Size of Government: 10 Years Freedom Barometer
The welfare state that organises healthcare, education, retirement benefits, and a social assistance programme through high taxes remains one of the defining traits of the European social model. But the scope of the welfare state’s redistribution, government and, subsequently, tax rates, differs across the continent.
THE WELFARE STATE REMAINS ONE OF THE DEFINING TRAITS OF THE EUROPEAN SOCIAL MODEL.
The advanced economies (EU15) have significantly lower scores in the size of government indicator, compared to the other countries on the continent. This pattern seems to follow the level of economic development: the more developed a country is, the higher public spending it has (Wagner’s Law). But there are also exceptions to this rule: post-Yugoslav countries (excluding North Macedonia) and Hungary have a significantly higher government spending than their development level would predict. On the other hand, energy exporter countries (such as Russia and Azerbaijan) can finance their spending without the need for high tax rates on income or profits, which artificially increases their score.
THE MORE DEVELOPED A COUNTRY IS, THE HIGHER PUBLIC SPENDING IT HAS, MOSTLY DUE TO INCOME REDISTRIBUTION PROGRAMS.
There are also differences in the quality of public spending and market interference. While in the most advanced countries a low score comes from income redistribution programs targeting the middle class as well as the poor, and government is mostly absent from economic activities, in other regions redistribution is less pronounced, but government is often more involved in economic activities through SOEs, many of which rely on budgetary support.

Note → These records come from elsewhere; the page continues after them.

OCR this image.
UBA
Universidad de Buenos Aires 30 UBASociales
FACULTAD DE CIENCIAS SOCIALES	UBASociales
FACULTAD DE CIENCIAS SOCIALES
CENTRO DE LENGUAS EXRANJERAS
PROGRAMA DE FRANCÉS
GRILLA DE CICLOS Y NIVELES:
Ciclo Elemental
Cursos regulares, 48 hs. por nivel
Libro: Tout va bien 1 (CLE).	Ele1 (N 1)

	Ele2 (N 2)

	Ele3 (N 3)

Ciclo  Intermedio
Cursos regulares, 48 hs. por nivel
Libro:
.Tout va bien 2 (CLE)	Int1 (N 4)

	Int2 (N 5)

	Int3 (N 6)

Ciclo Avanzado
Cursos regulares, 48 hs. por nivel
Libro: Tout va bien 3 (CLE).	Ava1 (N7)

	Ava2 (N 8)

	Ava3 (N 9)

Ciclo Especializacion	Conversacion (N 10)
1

Most of the countries had relatively stable scores during the previous decade, since the level of government consumption rests mostly on previously assumed obligations which provide little room for discretion by the current government. But there are also countries that significantly break this status quo.
THERE IS LITTLE ROOM FOR CURTAILING THE CURRENT LEVEL OF GOVERNMENT CONSUMPTION THROUGH GOVERNMENT DISCRETION SINCE THE BULK OF IT IS THE CONSEQUENCE OF PREVIOUSLY ASSUMED OBLIGATIONS.
Positive examples include Czechia, Bulgaria and Romania. Slovenia is a peculiar case, since it first witnessed a decline in its score, followed by a rise, due to the tax changes that have taken place since 2016, which decreased the personal income tax burden through a higher tax allowance and the introduction of two new tax brackets, which decreased tax progress, although corporate tax was slightly increased. Romanian tax changes also included a significant decrease of the personal income tax and introduced a new way of calculating social contributions at reduced rates. Moldova and Ukraine have recently reduced their social contribution rates.
RECENT TAX REFORMS MOSTLY AIM AT REDUCING THE LABOUR TAX WEDGE TO FOSTER NEW EMPLOYMENT.
Most of these reforms seem to share a vision of reducing the labour tax wedge to promote hiring of new workers and increase after-tax salaries. Some other countries opted to keep the same tax rates, but to decrease non-tax revenues, which was enabled by a good performance by their economies.
On the other hand, negative examples of countries that decreased their scores during the decade are Croatia, Slovakia, Montenegro, and Turkey. The several waves of tax reforms in Croatia proved to be too incremental to have any significant impact; Slovakia was able to eliminate its high budget deficit but at the higher level of public spending, while Montenegrin highway investment is making the government push unpopular austerity measures since it threatens its solvency
The fiscal prospects of most European countries are bleak. Public debt in most of them is already very high, and any future interest rate increases would take a heavy toll. The traditional challenges to the welfare state come from demographic changes, as population grows older due to lower birth rates. Most of the countries from the East of the continent are also hit by a massive emigration rate to more developed countries in the West.
DEMOGRAPHIC CHANGES LEAD TO RISING COSTS OF RETIREMENT BENEFITS AND HEALTHCARE, WHICH WILL PUT A SIGNIFICANT STRAIN ON WELFARE STATE VIABILITY IN FUTURE DECADES.
All this means that the rising costs of retirement benefits and healthcare for the ageing population will fall on the ever-smaller working age population. The proposed massive immigration from the Middle East and Africa presents challenges since it mostly involves those without the qualifications necessary to easily join the economy and also poses the question of social integration. The rise of AI and job automation also poses challenges through possible higher costs for unemployment benefits and life-long learning programmes for workers that need to change careers, but also through stronger political support for stronger redistributive programs such as universal basic income.